Navigation apps are hardly new, but the Colorado Department of Transportation says its new smartphone offering has something that Google Maps and others often miss: real-time traffic information – straight from the phone. source – which are especially vital for winter mountain driving on Interstate 70 and beyond.

The free COtrip Planner app, which launched on October 1 in the Apple and Android app stores, adapts the same information on road conditions and closures that CDOT provided through its website. The website also has a more user-friendly refresh, and both incorporate Google’s recognizable mapping interface as the backbone, with live CDOT conditions available as an overlay.

The changes to COtrip were the result of a $ 2.1 million state contract that also included an upgrade to CDOT’s advanced traffic management system. This system provides live data to its operations centers and plays a key role in the management of road incidents.

Users of the app can plot driving routes and see traffic build-up, weather conditions affecting travel, construction projects, and partial or full road closures, as well as the stretches where the chain laws are in effect. A “trucker mode” displays specialized information for drivers of large trucks.

The “TellMe” function of the app enables hands-free use, with the app announcing conditions and upcoming incidents along the route or in the area.
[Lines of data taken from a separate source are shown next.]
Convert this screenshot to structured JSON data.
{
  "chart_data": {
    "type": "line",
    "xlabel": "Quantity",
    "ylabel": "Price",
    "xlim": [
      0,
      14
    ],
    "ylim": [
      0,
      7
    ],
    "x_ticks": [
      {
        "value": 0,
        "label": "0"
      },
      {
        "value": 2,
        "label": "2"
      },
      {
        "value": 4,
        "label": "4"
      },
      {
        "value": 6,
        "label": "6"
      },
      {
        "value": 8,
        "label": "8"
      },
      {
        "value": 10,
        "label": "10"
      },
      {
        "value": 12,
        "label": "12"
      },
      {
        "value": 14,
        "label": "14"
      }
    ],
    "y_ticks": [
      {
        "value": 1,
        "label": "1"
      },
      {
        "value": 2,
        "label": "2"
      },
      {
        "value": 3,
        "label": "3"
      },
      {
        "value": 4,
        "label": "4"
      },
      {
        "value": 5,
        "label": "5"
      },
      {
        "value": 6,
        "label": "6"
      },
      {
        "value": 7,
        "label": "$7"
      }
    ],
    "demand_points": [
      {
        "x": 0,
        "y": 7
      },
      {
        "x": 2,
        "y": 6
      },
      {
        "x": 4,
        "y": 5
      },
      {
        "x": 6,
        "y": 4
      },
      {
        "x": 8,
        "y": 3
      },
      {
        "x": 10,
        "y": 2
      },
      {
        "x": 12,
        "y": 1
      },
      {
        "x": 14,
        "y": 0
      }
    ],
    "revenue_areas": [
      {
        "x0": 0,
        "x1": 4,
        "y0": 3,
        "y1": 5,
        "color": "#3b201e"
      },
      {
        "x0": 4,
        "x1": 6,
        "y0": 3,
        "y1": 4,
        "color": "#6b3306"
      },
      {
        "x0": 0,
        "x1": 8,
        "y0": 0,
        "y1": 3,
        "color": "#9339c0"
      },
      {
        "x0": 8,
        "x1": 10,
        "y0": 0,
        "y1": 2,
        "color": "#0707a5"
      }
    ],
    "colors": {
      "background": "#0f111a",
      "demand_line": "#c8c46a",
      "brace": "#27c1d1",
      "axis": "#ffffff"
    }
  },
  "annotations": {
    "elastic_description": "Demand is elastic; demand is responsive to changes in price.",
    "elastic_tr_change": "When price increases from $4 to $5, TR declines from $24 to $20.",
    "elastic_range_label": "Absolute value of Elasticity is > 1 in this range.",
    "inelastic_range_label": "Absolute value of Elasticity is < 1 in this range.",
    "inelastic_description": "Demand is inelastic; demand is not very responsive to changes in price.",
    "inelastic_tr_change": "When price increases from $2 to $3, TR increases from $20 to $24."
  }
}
The app also allows users to view live road cameras on CDOT’s network across the state.

One downside is that live traffic information is only available for state and federal highways, not local roads.

Later this fall, according to CDOT, winter-specific features will be added, including weather alerts and a snowplow tracker. Although detailed instructions are not yet available, CDOT indicates that this feature is expected in a future update.

The COtrip application is entering an area dominated for years by Colorado-specific travel applications developed by private companies that integrate traffic information publicly provided by CDOT. But while some of them stay up to date, others have spat or been overlooked, making them unreliable.

An app from a private developer is called CDOT Colorado Road Conditions and costs $ 2.99 from the Apple App Store. Department spokeswoman Stacia Sellers said she had no official connection to CDOT, despite the name.